Iranians welcome nuclear deal

Iranian women walk in a street of the capital Tehran on November 24, 2013
Image caption Sanctions have affected day-to-day life for most Iranians

Iranians woke up to a different type of day on Sunday.

The tough 10-year nuclear negotiations had resulted in an agreement being reached while they slept.

Many newspapers published a second edition to reflect the news. Almost all pro-government papers led with a "Big Agreement in Geneva" headline.

Many Iranians had heard the news from radio and TV. But they were worried how this agreement will be dealt with inside the country.

To many people the main effect of this agreement will be economic in nature. They know that not only are no more sanctions going to be imposed on Iran, but also the current sanctions will be relieved.

'Happy'

"I am happy for our children, for the next generation," said 54-year-old Mohammad.
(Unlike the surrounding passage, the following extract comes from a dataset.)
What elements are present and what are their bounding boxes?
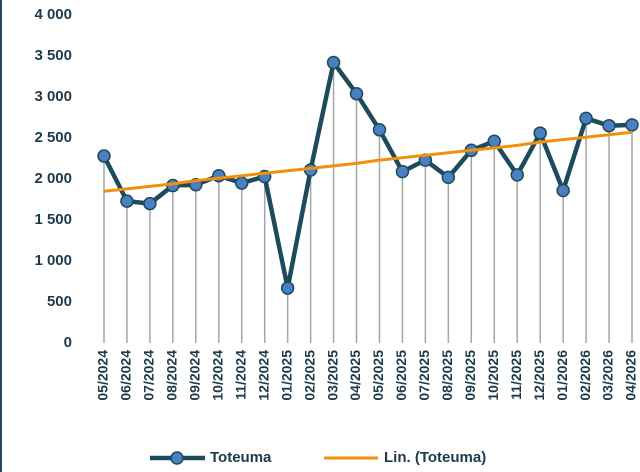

He praised the Foreign Minister, Javad Zarif, and President Hassan Rouhani for solving "a torturous problem in less than a hundred days".

"From now on I am sure they can cope with our economic problems, too. That's why I am happy for my children who can live in a better situation."

Iran's state TV repeated the letters of congratulations exchanged between President Rouhani and Iran's Supreme Leader, followed by many vox-pops showing people congratulating Mr Zarif and Mr Rouhani.

Ayatollah Hashemi Rafsanjani, the closest political figure to Mr Rouhani said: "The strong support made by the Supreme Leader helped the negotiating team to express themselves freely in Geneva talks leading to a breakthrough."

Image caption The Geneva talks dominated the front pages

'Turning point'

"The nuclear deal in Geneva is a turning point in the history of the Islamic Republic of Iran," said Sadeq Ziba Kalam, a university professor close to Iran's president.

Tehran's stock exchange immediately reacted positively to the deal. And the rial started to strengthen against the US dollar. Moreover shares of industries that were hit hard by the sanctions, such as the petrochemical and auto industry, made the most gains.

The managing director of Iran's biggest car factory said on Sunday that 30% of the industry's problems would be solved after the nuclear deal.

Of course there is a long road ahead - but this is a very good start for the new government which promised to ease people's lives in 100 days.